Para pelar ajo fresco de una manera fácil, remueve los dientes del bulbo y colócalos en una tabla para cortar con una cuchara de madera sobre ellos. Con cuidado, dale un golpe a la cuchara con la base de tu palma extendida. La piel del diente se caerá y será más fácil cortar o picar.

Ablanda las "piedras" de azúcar marrón Coloca el azúcar marrón endurecido en un recipiente para microondas y pon una toalla de papel húmeda arriba. Calienta por 20 segundos. Si aún no está lo suficientemente blanda, intenta romperla en pedazos más pequeños con un tenedor, y luego otros Leer más...▼

20 segundos. (Para mantenerla blanda cuando vuelves a ponerla en la bolsa o caja, introduce uno o dos malvaviscos).

De una forma similar, puedes rejuvenecer la miel cristalizada. Debes poner el recipiente en agua caliente durante cinco a 10 minutos.

Deja de llorar Las cebollas pueden ser el peor llanto en la cocina. Si el tiempo te lo permite y cocinarás cebolla, congélala por 15 minutos antes de cortarla. La teoría explica que el frío no permite la liberación de los químicos de la cebolla que te hacen llorar.

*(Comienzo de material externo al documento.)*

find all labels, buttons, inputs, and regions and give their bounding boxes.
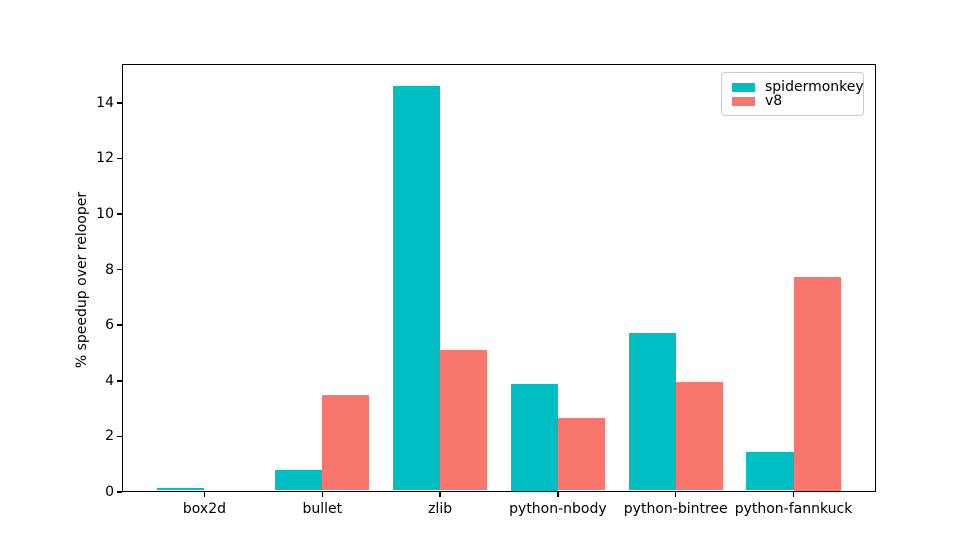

Sacar las semillas con facilidad Utiliza una cuchara para servir helado para quitar las semillas del zapallo y la calabaza. El borde filoso de la cuchara cortará justo a través de los filamentos del zapallo para llegar a las semillas y poder sacarlas.

Gánale a las remolachas frescas La áspera piel no es tan dura como parece. Enjuaga las remolachas, corta las hojas de la parte superior y, luego, envuelve cada una de las remolachas, de forma holgada, en papel aluminio. Cocínalas en el horno (a 375°) hasta que estén blandas, por aproximadamente 1 hora. Saca las remolachas del horno, quítales el papel aluminio y deja que se enfríen. Cuando estén lo suficientemente frías como para agarrarlas, corta el extremo perpendicular y, con tus pulgares, quita la piel de la remolacha bajo agua fría.

Despega los ingredientes pegajosos Primero, rocía tu taza o cuchara medidora con rocío de cocina. Luego, agrega miel, melazas o cualquier ingrediente pegajoso que tendrás que usar. De esta manera, la cantidad exacta del ingrediente pegajoso se despegará perfectamente de la taza o cuchara, y podrás agregarlo a lo que sea que estés cocinando.

Utiliza hilo dental en tus tortas Aunque no lo creas, el hilo dental puede ser una herramienta muy útil para cortar ingredientes pegajosos o blandos. Puedes usar un hilo dental largo y sin sabor para cortar a la mitad una torta de cumpleaños glaseada o cheesecake y, luego, puedes cortar en pedazos equitativos. Puedes usar hilo dental para cortar quesos blandos de forma limpia, como queso de cabra o mozzarella fresca, o tronquitos de galletas listos para hornear.